Why do TTS (Text-To-Speech) prompts play normally while testing in one environment but not in others?


I am a software engineer working at a company that uses TTS for telephony projects. When I place calls to test that our VUI and it's corresponding functions and TTS prompts are working correctly, I often run into the following problem.

When I run tests (placing phone calls and navigating the VUI), in our local environment I'll randomly have prompts that stop playing for a few seconds. Instead of hearing the prompt, there is silence, and then the prompt picks up where you'd expect it to be a few seconds from where the cut off began.

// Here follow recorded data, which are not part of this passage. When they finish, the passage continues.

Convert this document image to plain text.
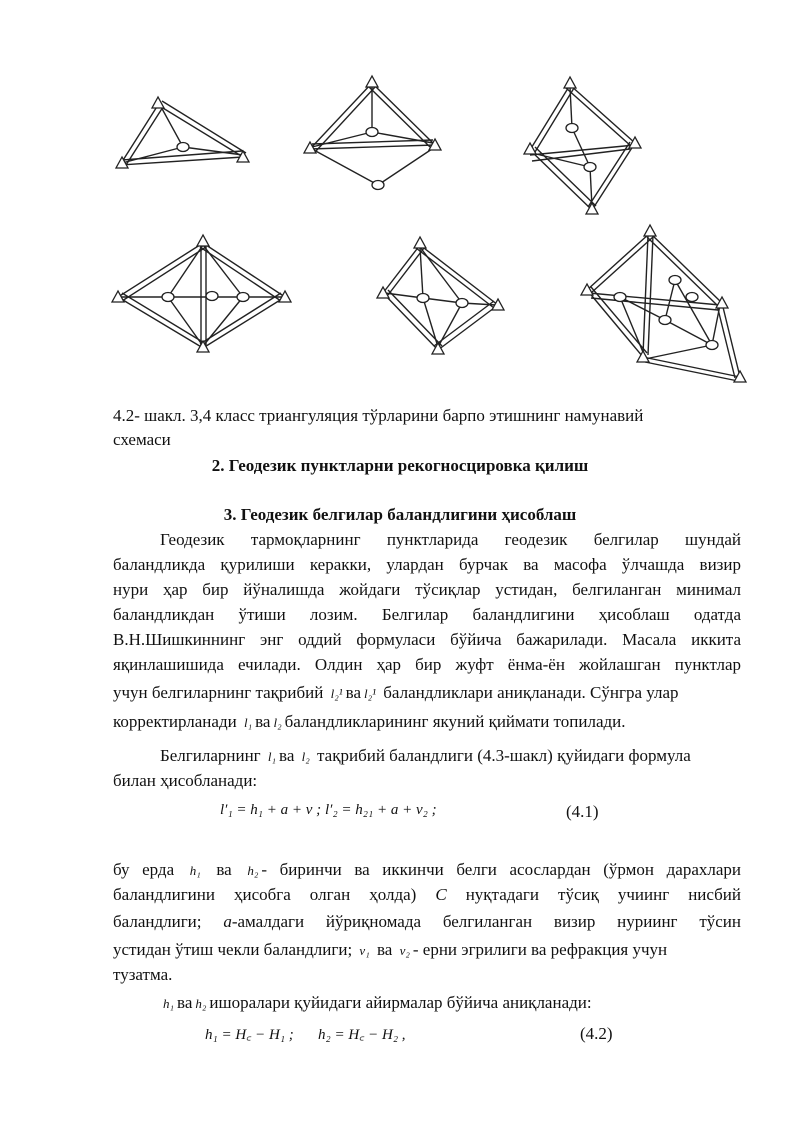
4.2- шакл. 3,4 класс триангуляция тўрларини барпо этишнинг намунавий
схемаси
2. Геодезик пунктларни рекогносцировка қилиш
3. Геодезик белгилар баландлигини ҳисоблаш
Геодезик тармоқларнинг пунктларида геодезик белгилар шундай
баландликда қурилиши керакки, улардан бурчак ва масофа ўлчашда визир
нури ҳар бир йўналишда жойдаги тўсиқлар устидан, белгиланган минимал
баландликдан ўтиши лозим. Белгилар баландлигини ҳисоблаш одатда
В.Н.Шишкиннинг энг оддий формуласи бўйича бажарилади. Масала иккита
яқинлашишида ечилади. Олдин ҳар бир жуфт ёнма-ён жойлашган пунктлар
учун белгиларнинг тақрибий l₂¹ ва l₂¹ баландликлари аниқланади. Сўнгра улар
корректирланади l₁ ва l₂ баландликларининг якуний қиймати топилади.
Белгиларнинг l₁ ва l₂ тақрибий баландлиги (4.3-шакл) қуйидаги формула
билан ҳисобланади:
l′₁ = h₁ + a + v ; l′₂ = h₂₁ + a + v₂ ;	(4.1)
бу ерда h₁ ва h₂ - биринчи ва иккинчи белги асослардан (ўрмон дарахлари
баландлигини ҳисобга олган ҳолда) C нуқтадаги тўсиқ учиинг нисбий
баландлиги; a-амалдаги йўриқномада белгиланган визир нуриинг тўсин
устидан ўтиш чекли баландлиги; v₁ ва v₂ - ерни эгрилиги ва рефракция учун
тузатма.
h₁ ва h₂ ишоралари қуйидаги айирмалар бўйича аниқланади:
h₁ = H꜀ − H₁ ; h₂ = H꜀ − H₂ ,	(4.2)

For example, take the prompt: "Hello, thank you for calling today." At certain times, while testing in our local environment, I'll hear, for example, "Hello, brief silence calling today."

But, when I run the exact same test in our environment that we deploy to, I hear the same prompt just as I'd expect it. I know environment issues can be common with TTS, specifically prompts cutting out and not playing clearly, but I'm curious, can anyone elaborate on what these "environment problems" could be? Furthermore, I do know that these issues aren't grammar issues. I'll run tests where the prompt is spoken perfectly, but then when I give a no-input or no-match response, to hit the next function, which in that case is essentially the same exact prompt, the cut-off / silence occurs.

Any information, sites or books are much appreciated. I personally haven't found anything online about this stuff. Thanks in advance!


Solution

  • TTS - Text to Speech is an active process. Depending on how your platform implements TTS, it might be getting directly streamed from the TTS server. What may be happening is that the TTS engine can't keep with the request.

    If this is on premise (unlikely these days), monitor the performance of the TTS server(s). CPU is the best metric. If the platform uses MRCP (likely) logs for that communication may provide insights.

    If this is a hosted solution, contact your provider. Odds are, their test environment is underprovisioned for TTS. Mostly because in test environments, everybody else is doing the same. In production, many apps switch to recorded audio for quality, so the scale of TTS resources is reduced.

    For an ugly hack, you could play a recording (actual audio file) of 1s of silence at the beginning of all forms. This might give the TTS server enough time to get ahead and buffer the audio generation.